EXPROPRIAÇÃO AMIGÁVEL. EXPROPRIAÇÃO JUDICIAL. INDEMNIZAÇÃO. ABUSO DE DIREITO. INCONSTITUCIONALIDADE
APELAÇÃO Nº
2724/09.8.TJCBR.C1
Relator: ARLINDO OLIVEIRA
Data do Acordão: 26-11-2013
Tribunal: 2.º JUÍZO CÍVEL DE COIMBRA
Legislação: ARTIGOS 334, DO CÓDIGO CIVIL, 23.º, N.º 1 E 55.º N.º 1 DO CÓDIGO DAS EXPROPRIAÇÕES, 2.º, 13.º, 62.º E 266.º, N.º 2 DA CRP
Sumário:

  1. Os critérios de fixação da indemnização por expropriação em sede extra-judicial distinguem-se dos aplicáveis em sede judicial.
  2. Enquanto na expropriação amigável ou extra-judicial a entidade expropriante pode propor ou fixar um preço/valor não enquadrado/delimitado pelos critérios legais aplicáveis, na expropriação litigiosa o valor da justa indemnização é calculado em conformidade com os critérios legais estabelecidos.
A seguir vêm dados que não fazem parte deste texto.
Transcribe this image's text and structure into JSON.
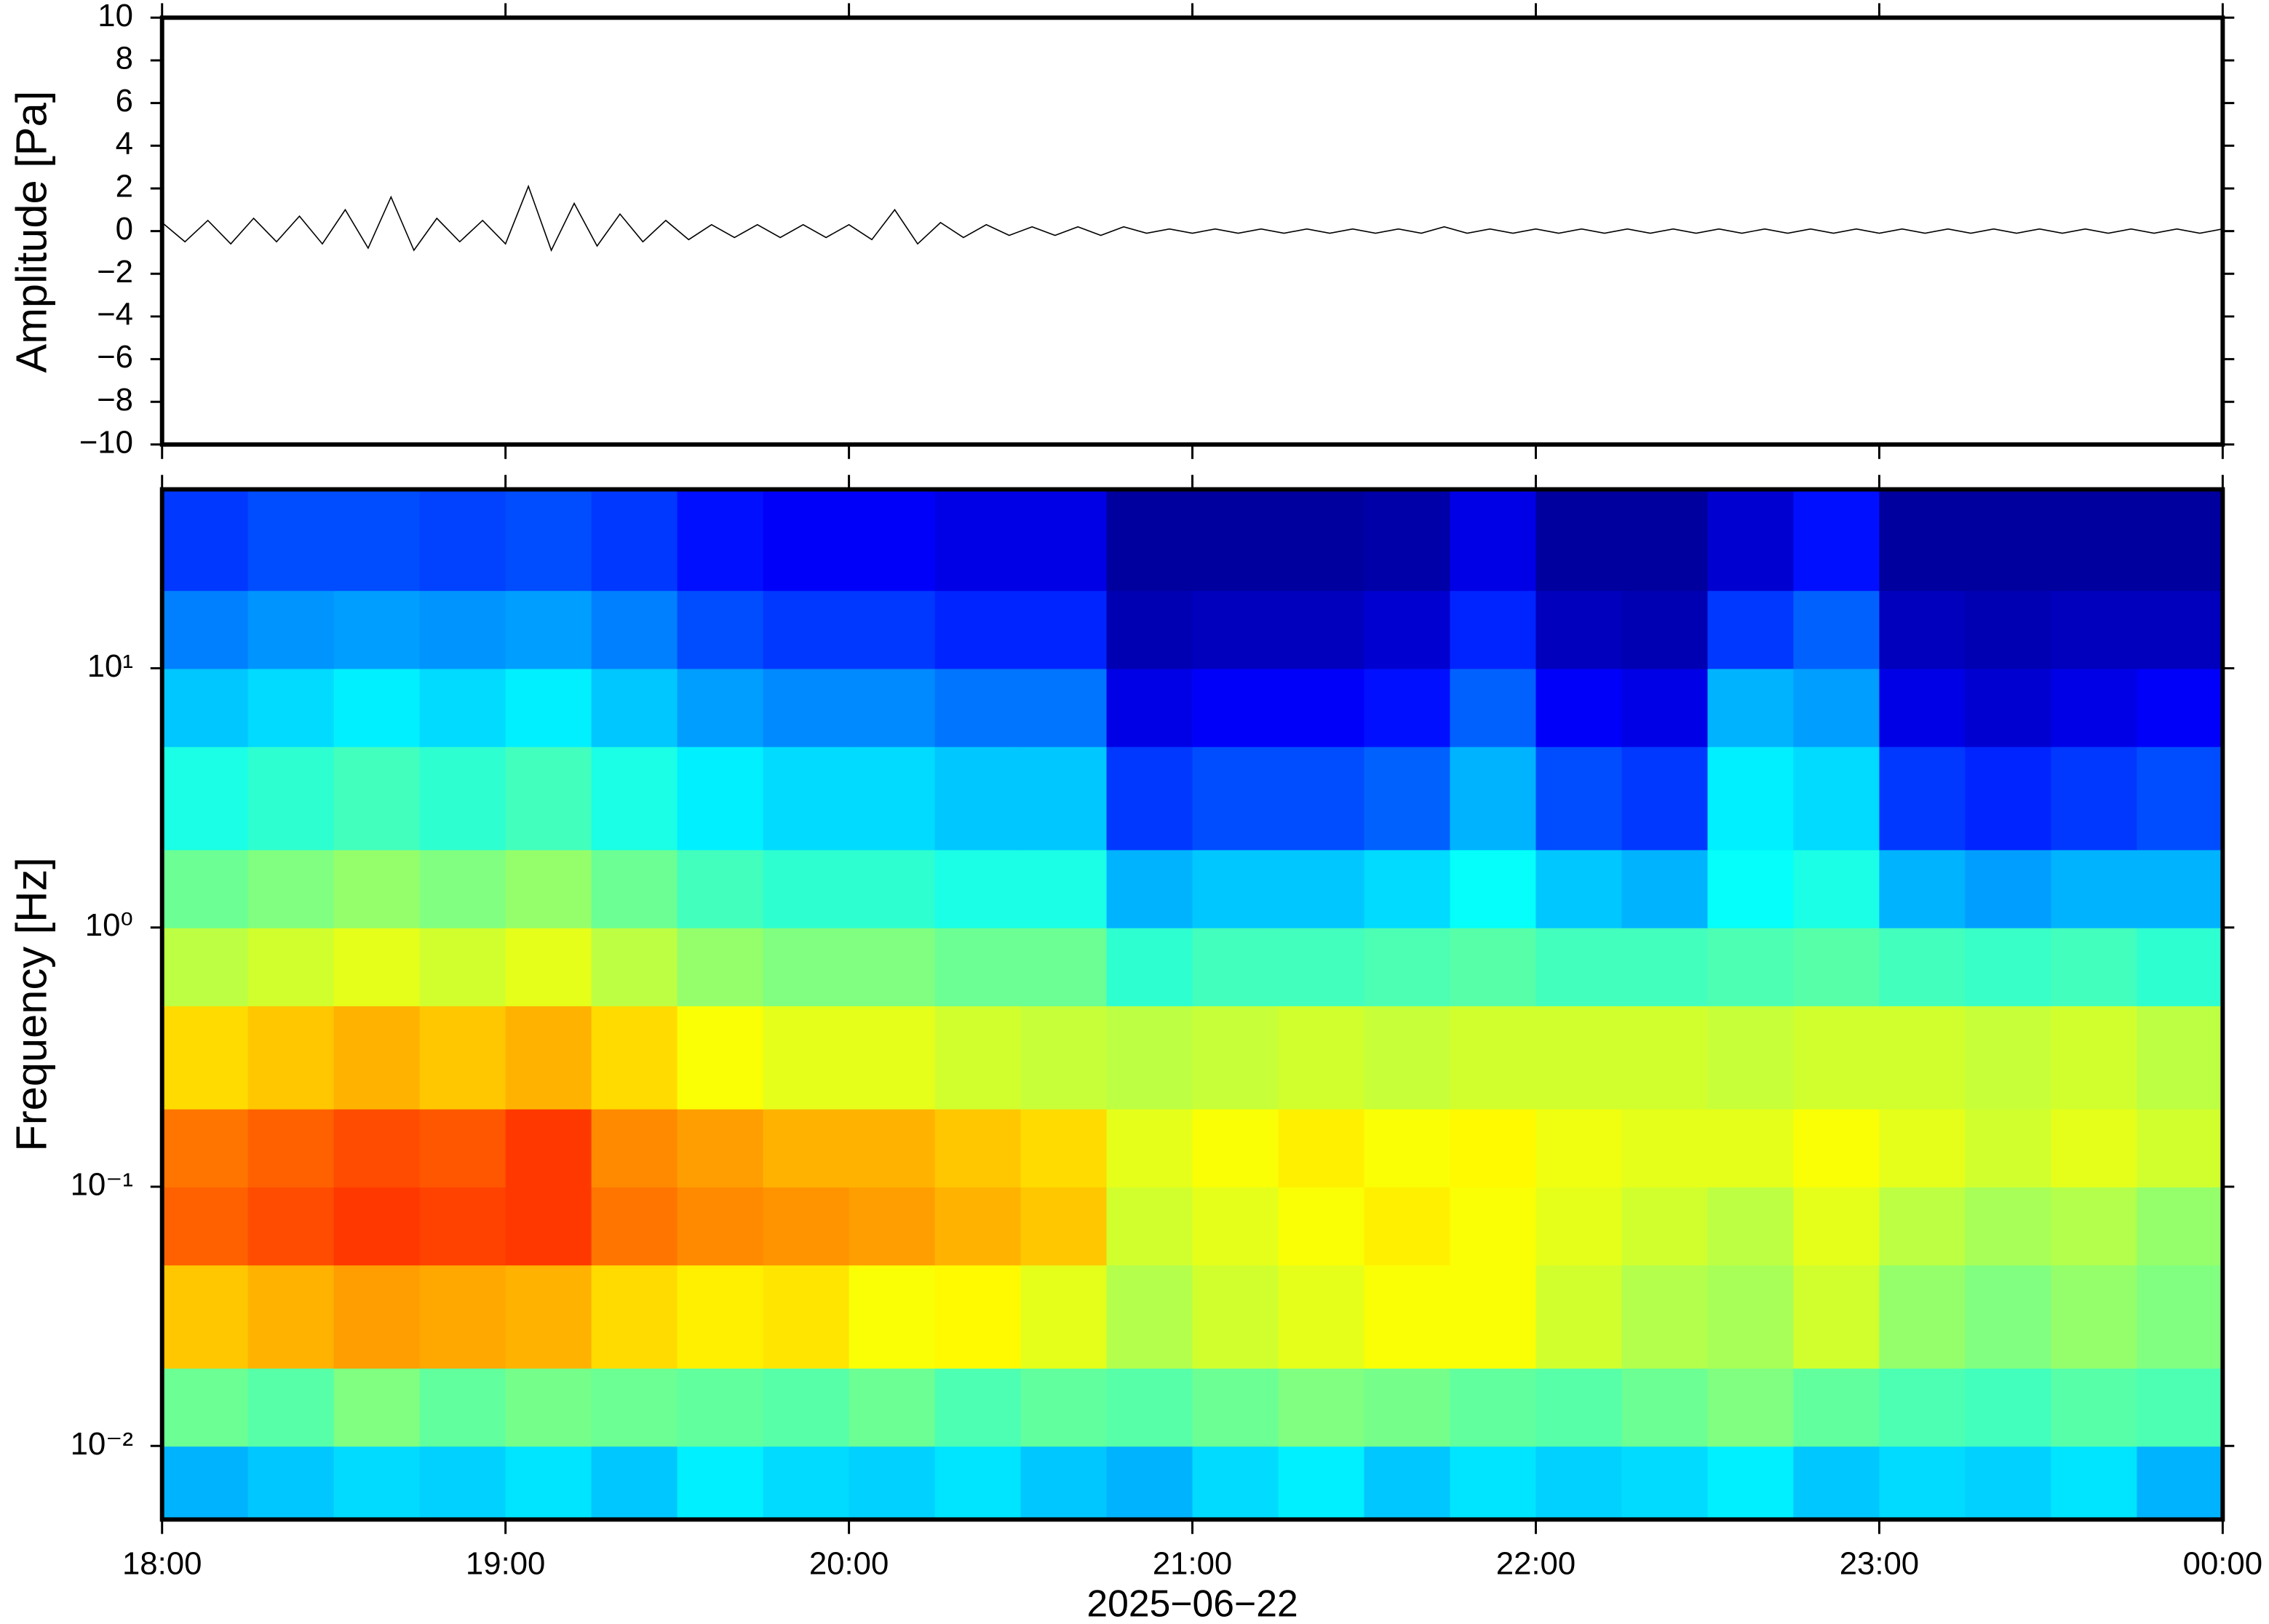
{
  "chart_data": [
    {
      "type": "line",
      "ylabel": "Amplitude [Pa]",
      "xlim": [
        "18:00",
        "00:00"
      ],
      "ylim": [
        -10,
        10
      ],
      "yticks": [
        {
          "value": -10,
          "label": "−10"
        },
        {
          "value": -8,
          "label": "−8"
        },
        {
          "value": -6,
          "label": "−6"
        },
        {
          "value": -4,
          "label": "−4"
        },
        {
          "value": -2,
          "label": "−2"
        },
        0,
        2,
        4,
        6,
        8,
        10
      ],
      "color": "#000000",
      "x": [
        "18:00",
        "18:04",
        "18:08",
        "18:12",
        "18:16",
        "18:20",
        "18:24",
        "18:28",
        "18:32",
        "18:36",
        "18:40",
        "18:44",
        "18:48",
        "18:52",
        "18:56",
        "19:00",
        "19:04",
        "19:08",
        "19:12",
        "19:16",
        "19:20",
        "19:24",
        "19:28",
        "19:32",
        "19:36",
        "19:40",
        "19:44",
        "19:48",
        "19:52",
        "19:56",
        "20:00",
        "20:04",
        "20:08",
        "20:12",
        "20:16",
        "20:20",
        "20:24",
        "20:28",
        "20:32",
        "20:36",
        "20:40",
        "20:44",
        "20:48",
        "20:52",
        "20:56",
        "21:00",
        "21:04",
        "21:08",
        "21:12",
        "21:16",
        "21:20",
        "21:24",
        "21:28",
        "21:32",
        "21:36",
        "21:40",
        "21:44",
        "21:48",
        "21:52",
        "21:56",
        "22:00",
        "22:04",
        "22:08",
        "22:12",
        "22:16",
        "22:20",
        "22:24",
        "22:28",
        "22:32",
        "22:36",
        "22:40",
        "22:44",
        "22:48",
        "22:52",
        "22:56",
        "23:00",
        "23:04",
        "23:08",
        "23:12",
        "23:16",
        "23:20",
        "23:24",
        "23:28",
        "23:32",
        "23:36",
        "23:40",
        "23:44",
        "23:48",
        "23:52",
        "23:56",
        "00:00"
      ],
      "values": [
        0.4,
        -0.5,
        0.5,
        -0.6,
        0.6,
        -0.5,
        0.7,
        -0.6,
        1.0,
        -0.8,
        1.6,
        -0.9,
        0.6,
        -0.5,
        0.5,
        -0.6,
        2.1,
        -0.9,
        1.3,
        -0.7,
        0.8,
        -0.5,
        0.5,
        -0.4,
        0.3,
        -0.3,
        0.3,
        -0.3,
        0.3,
        -0.3,
        0.3,
        -0.4,
        1.0,
        -0.6,
        0.4,
        -0.3,
        0.3,
        -0.2,
        0.2,
        -0.2,
        0.2,
        -0.2,
        0.2,
        -0.1,
        0.1,
        -0.1,
        0.1,
        -0.1,
        0.1,
        -0.1,
        0.1,
        -0.1,
        0.1,
        -0.1,
        0.1,
        -0.1,
        0.2,
        -0.1,
        0.1,
        -0.1,
        0.1,
        -0.1,
        0.1,
        -0.1,
        0.1,
        -0.1,
        0.1,
        -0.1,
        0.1,
        -0.1,
        0.1,
        -0.1,
        0.1,
        -0.1,
        0.1,
        -0.1,
        0.1,
        -0.1,
        0.1,
        -0.1,
        0.1,
        -0.1,
        0.1,
        -0.1,
        0.1,
        -0.1,
        0.1,
        -0.1,
        0.1,
        -0.1,
        0.1
      ]
    },
    {
      "type": "heatmap",
      "ylabel": "Frequency [Hz]",
      "xlabel": "2025−06−22",
      "log_y": true,
      "colormap": "jet",
      "zlim": [
        0,
        100
      ],
      "xlim": [
        "18:00",
        "00:00"
      ],
      "xticks": [
        "18:00",
        "19:00",
        "20:00",
        "21:00",
        "22:00",
        "23:00",
        "00:00"
      ],
      "ylim": [
        0.0052,
        49
      ],
      "yticks": [
        {
          "value": 0.01,
          "label": "10⁻²"
        },
        {
          "value": 0.1,
          "label": "10⁻¹"
        },
        {
          "value": 1,
          "label": "10⁰"
        },
        {
          "value": 10,
          "label": "10¹"
        }
      ],
      "xbins": [
        "18:00",
        "18:15",
        "18:30",
        "18:45",
        "19:00",
        "19:15",
        "19:30",
        "19:45",
        "20:00",
        "20:15",
        "20:30",
        "20:45",
        "21:00",
        "21:15",
        "21:30",
        "21:45",
        "22:00",
        "22:15",
        "22:30",
        "22:45",
        "23:00",
        "23:15",
        "23:30",
        "23:45",
        "00:00"
      ],
      "ybins": [
        0.0052,
        0.01,
        0.02,
        0.05,
        0.1,
        0.2,
        0.5,
        1,
        2,
        5,
        10,
        20,
        49
      ],
      "values": [
        [
          30,
          32,
          34,
          33,
          35,
          32,
          36,
          34,
          33,
          35,
          32,
          30,
          34,
          36,
          32,
          35,
          33,
          34,
          36,
          32,
          34,
          33,
          35,
          30
        ],
        [
          48,
          46,
          50,
          47,
          49,
          48,
          47,
          46,
          48,
          45,
          47,
          46,
          48,
          50,
          49,
          47,
          46,
          48,
          50,
          47,
          45,
          44,
          46,
          45
        ],
        [
          68,
          70,
          72,
          71,
          70,
          66,
          64,
          65,
          62,
          63,
          60,
          55,
          58,
          60,
          62,
          62,
          58,
          55,
          54,
          58,
          52,
          50,
          52,
          50
        ],
        [
          78,
          80,
          82,
          81,
          82,
          76,
          74,
          73,
          72,
          70,
          68,
          58,
          60,
          62,
          64,
          62,
          60,
          58,
          56,
          60,
          56,
          54,
          55,
          52
        ],
        [
          76,
          78,
          80,
          79,
          82,
          74,
          72,
          70,
          70,
          68,
          66,
          60,
          62,
          64,
          62,
          63,
          61,
          60,
          60,
          62,
          60,
          58,
          60,
          58
        ],
        [
          66,
          68,
          70,
          68,
          70,
          66,
          62,
          60,
          60,
          58,
          57,
          56,
          57,
          58,
          57,
          58,
          58,
          58,
          57,
          58,
          58,
          57,
          58,
          56
        ],
        [
          56,
          58,
          60,
          58,
          60,
          56,
          52,
          50,
          50,
          48,
          48,
          42,
          44,
          44,
          45,
          46,
          44,
          44,
          45,
          46,
          44,
          43,
          44,
          42
        ],
        [
          48,
          50,
          52,
          50,
          52,
          48,
          44,
          42,
          42,
          40,
          40,
          30,
          32,
          32,
          34,
          38,
          32,
          30,
          38,
          40,
          30,
          28,
          30,
          30
        ],
        [
          40,
          42,
          44,
          42,
          44,
          40,
          36,
          34,
          34,
          32,
          32,
          18,
          20,
          20,
          22,
          30,
          20,
          18,
          36,
          34,
          18,
          16,
          18,
          20
        ],
        [
          32,
          34,
          36,
          34,
          36,
          32,
          28,
          26,
          26,
          24,
          24,
          10,
          12,
          12,
          14,
          22,
          12,
          10,
          30,
          28,
          10,
          8,
          10,
          12
        ],
        [
          25,
          27,
          28,
          27,
          28,
          25,
          20,
          18,
          18,
          16,
          16,
          5,
          6,
          6,
          8,
          16,
          6,
          5,
          18,
          22,
          6,
          5,
          6,
          6
        ],
        [
          18,
          20,
          20,
          19,
          20,
          18,
          14,
          12,
          12,
          10,
          10,
          3,
          3,
          3,
          4,
          10,
          3,
          3,
          8,
          14,
          3,
          3,
          3,
          3
        ]
      ]
    }
  ]
}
  3. Assim, frustrada a expropriação extra-judicial e seguindo-se os termos da expropriação litigiosa, o valor oferecido/proposto na fase amigável não vincula nem as partes nem o Tribunal em sede de expropriação litigiosa, sendo a indemnização fixada de acordo com as normas legais aplicáveis.
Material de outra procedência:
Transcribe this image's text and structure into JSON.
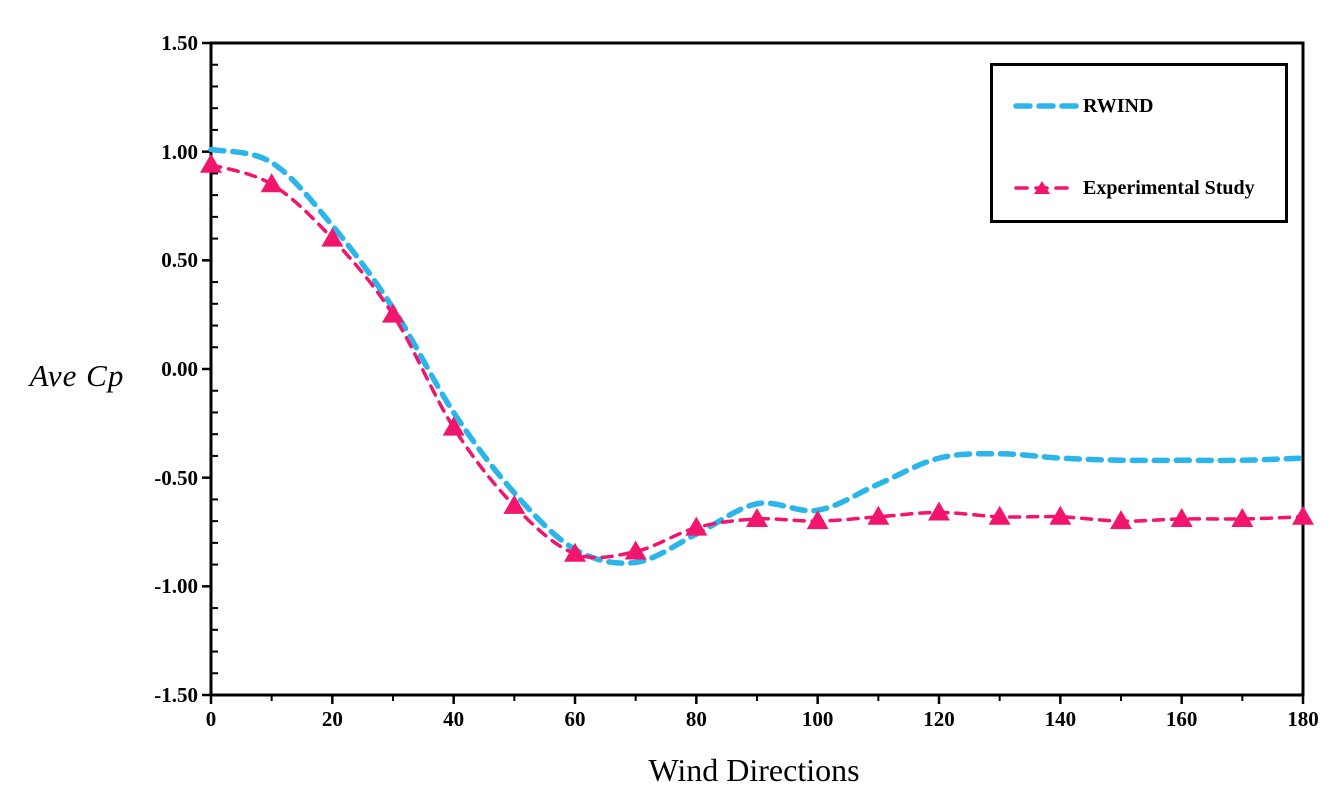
{
  "chart_data": {
    "type": "line",
    "title": "",
    "xlabel": "Wind Directions",
    "ylabel": "Ave Cp",
    "x": [
      0,
      10,
      20,
      30,
      40,
      50,
      60,
      70,
      80,
      90,
      100,
      110,
      120,
      130,
      140,
      150,
      160,
      170,
      180
    ],
    "series": [
      {
        "name": "RWIND",
        "color": "#2bb5e9",
        "line_style": "dashed",
        "line_width": 5.5,
        "marker": "none",
        "values": [
          1.01,
          0.95,
          0.66,
          0.28,
          -0.2,
          -0.57,
          -0.83,
          -0.89,
          -0.76,
          -0.62,
          -0.65,
          -0.53,
          -0.41,
          -0.39,
          -0.41,
          -0.42,
          -0.42,
          -0.42,
          -0.41
        ]
      },
      {
        "name": "Experimental Study",
        "color": "#f2156e",
        "line_style": "dashed",
        "line_width": 3.5,
        "marker": "triangle",
        "values": [
          0.94,
          0.85,
          0.6,
          0.25,
          -0.27,
          -0.63,
          -0.85,
          -0.84,
          -0.73,
          -0.69,
          -0.7,
          -0.68,
          -0.66,
          -0.68,
          -0.68,
          -0.7,
          -0.69,
          -0.69,
          -0.68
        ]
      }
    ],
    "xlim": [
      0,
      180
    ],
    "ylim": [
      -1.5,
      1.5
    ],
    "x_ticklabels": [
      "0",
      "20",
      "40",
      "60",
      "80",
      "100",
      "120",
      "140",
      "160",
      "180"
    ],
    "y_ticklabels": [
      "1.50",
      "1.00",
      "0.50",
      "0.00",
      "-0.50",
      "-1.00",
      "-1.50"
    ],
    "x_major_interval": 20,
    "x_minor_interval": 10,
    "y_major_interval": 0.5,
    "y_minor_interval": 0.1,
    "grid": false,
    "smooth_lines": true,
    "legend_position": "top-right",
    "axis_color": "#000000"
  },
  "legend": {
    "items": [
      {
        "label": "RWIND"
      },
      {
        "label": "Experimental Study"
      }
    ]
  }
}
  4. Em caso de expropriação parcial litigiosa, após a notificação a que se alude no artigo 51º n.º 5 do Código das Expropriações, o expropriado pode: a) recorrer da decisão arbitral, em caso de desacordo com o montante indemnizatório, no que se refere à parcela abrangida pela DUP; b) recorrer da decisão arbitral, por tais fundamentos e requerer a expropriação total, por se verificarem os respectivos fundamentos ou; c) limitar-se a pedir a expropriação total, em caso de acordo com o montante proposto, relativamente aos limites definidos na DUP, mas se pretende abranger na expropriação a totalidade do prédio.